Are you creating the port on the firewall to direct to the webserver? You are than establishing an SSH connection from the webserver to itself and then pointing your web browser from the other machine to the port which directs to Vera?
Are you creating the port on the firewall to direct to the webserver?
The port 1234 (example port) is configured in firewall to point to the same IP as your webserver’s IP. However nothing would be actually listening on it, until you login through your web server.

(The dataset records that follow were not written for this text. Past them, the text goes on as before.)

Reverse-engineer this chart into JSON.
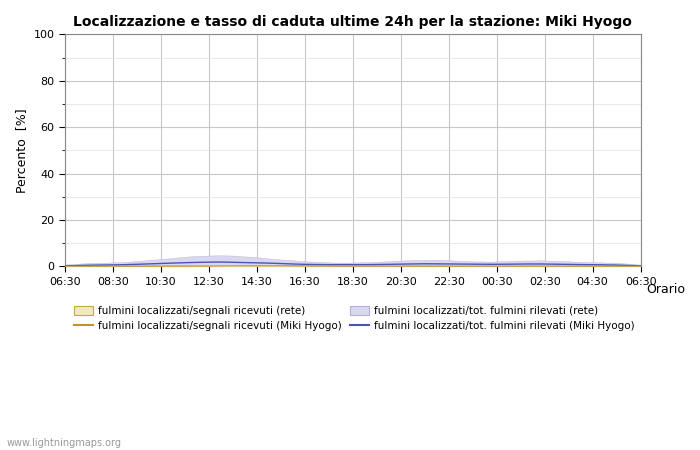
{
  "title": "Localizzazione e tasso di caduta ultime 24h per la stazione: Miki Hyogo",
  "ylabel": "Percento  [%]",
  "xlabel": "Orario",
  "ylim": [
    0,
    100
  ],
  "yticks_major": [
    0,
    20,
    40,
    60,
    80,
    100
  ],
  "yticks_minor": [
    10,
    30,
    50,
    70,
    90
  ],
  "x_labels": [
    "06:30",
    "08:30",
    "10:30",
    "12:30",
    "14:30",
    "16:30",
    "18:30",
    "20:30",
    "22:30",
    "00:30",
    "02:30",
    "04:30",
    "06:30"
  ],
  "background_color": "#ffffff",
  "plot_bg_color": "#ffffff",
  "grid_major_color": "#c8c8c8",
  "grid_minor_color": "#e0e0e0",
  "watermark": "www.lightningmaps.org",
  "fill_rete_color": "#d8d8f0",
  "fill_rete_edge": "#b0b0d8",
  "fill_segnali_color": "#f0e8c0",
  "fill_segnali_edge": "#d4a840",
  "line_miki_tot_color": "#5050b8",
  "line_miki_seg_color": "#c89020",
  "leg_patch_segnali_color": "#f0e8c0",
  "leg_patch_segnali_edge": "#c8a840",
  "leg_patch_tot_color": "#d8d8f0",
  "leg_patch_tot_edge": "#b0b0d8",
  "leg_line_segnali_color": "#c89020",
  "leg_line_tot_color": "#5050b8",
  "leg_label_segnali_rete": "fulmini localizzati/segnali ricevuti (rete)",
  "leg_label_segnali_miki": "fulmini localizzati/segnali ricevuti (Miki Hyogo)",
  "leg_label_tot_rete": "fulmini localizzati/tot. fulmini rilevati (rete)",
  "leg_label_tot_miki": "fulmini localizzati/tot. fulmini rilevati (Miki Hyogo)"
}
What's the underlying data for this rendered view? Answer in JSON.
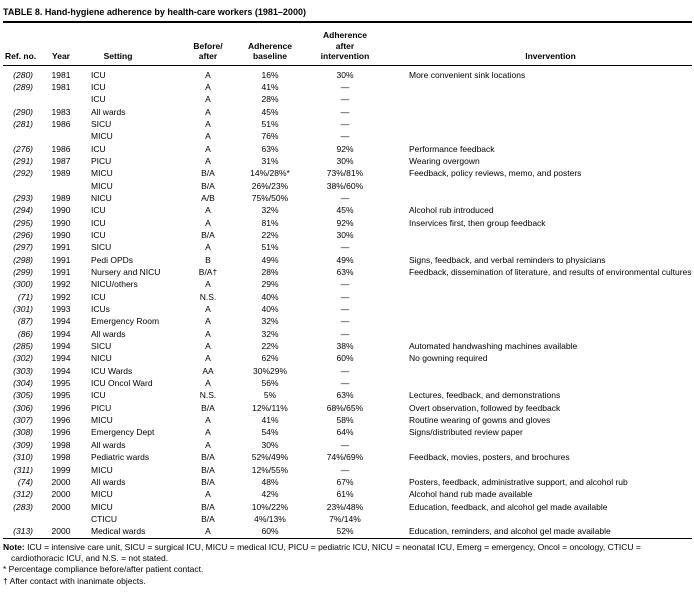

You are than establishing an SSH connection from the webserver to itself and then pointing your web browser from the other machine to the port which directs to Vera?
There is only one difference:
You are than establishing an SSH connection from the webserver to VERA and then pointing your web browser from ANY other machine to the port on the webserver which directs to Vera.
I just tried it out and it works. But my webserver is running off of linux and it is easier to accomplish with the ssh command.
With linux, instead of having to ssh into vera, you can have the ssh session connect to itself (webserver) as long as a ssh server is setup. e.g ssh -L webserverip:1234:veraip:80 user@webserverip
You can than use a public key and not require to use a password. Not sure how this would be done on the windows side. There are a few ssh servers available for the windows side to make this possible. Another option is to buy a pogoplug (can find them for around 40 dollars pink model) and setup a webserver and ssh server to accomplish similar task. Or just an ssh server to ssh and do port forwarding.
A php script can be written to issue the ssh command and kill the session. And the script can be accessed via https authentication. You could even have the php script to display a connect and disconnect button for the ssh session.
Now if you really want to get technical, you can also write a small program to open up the port on the router via upnp.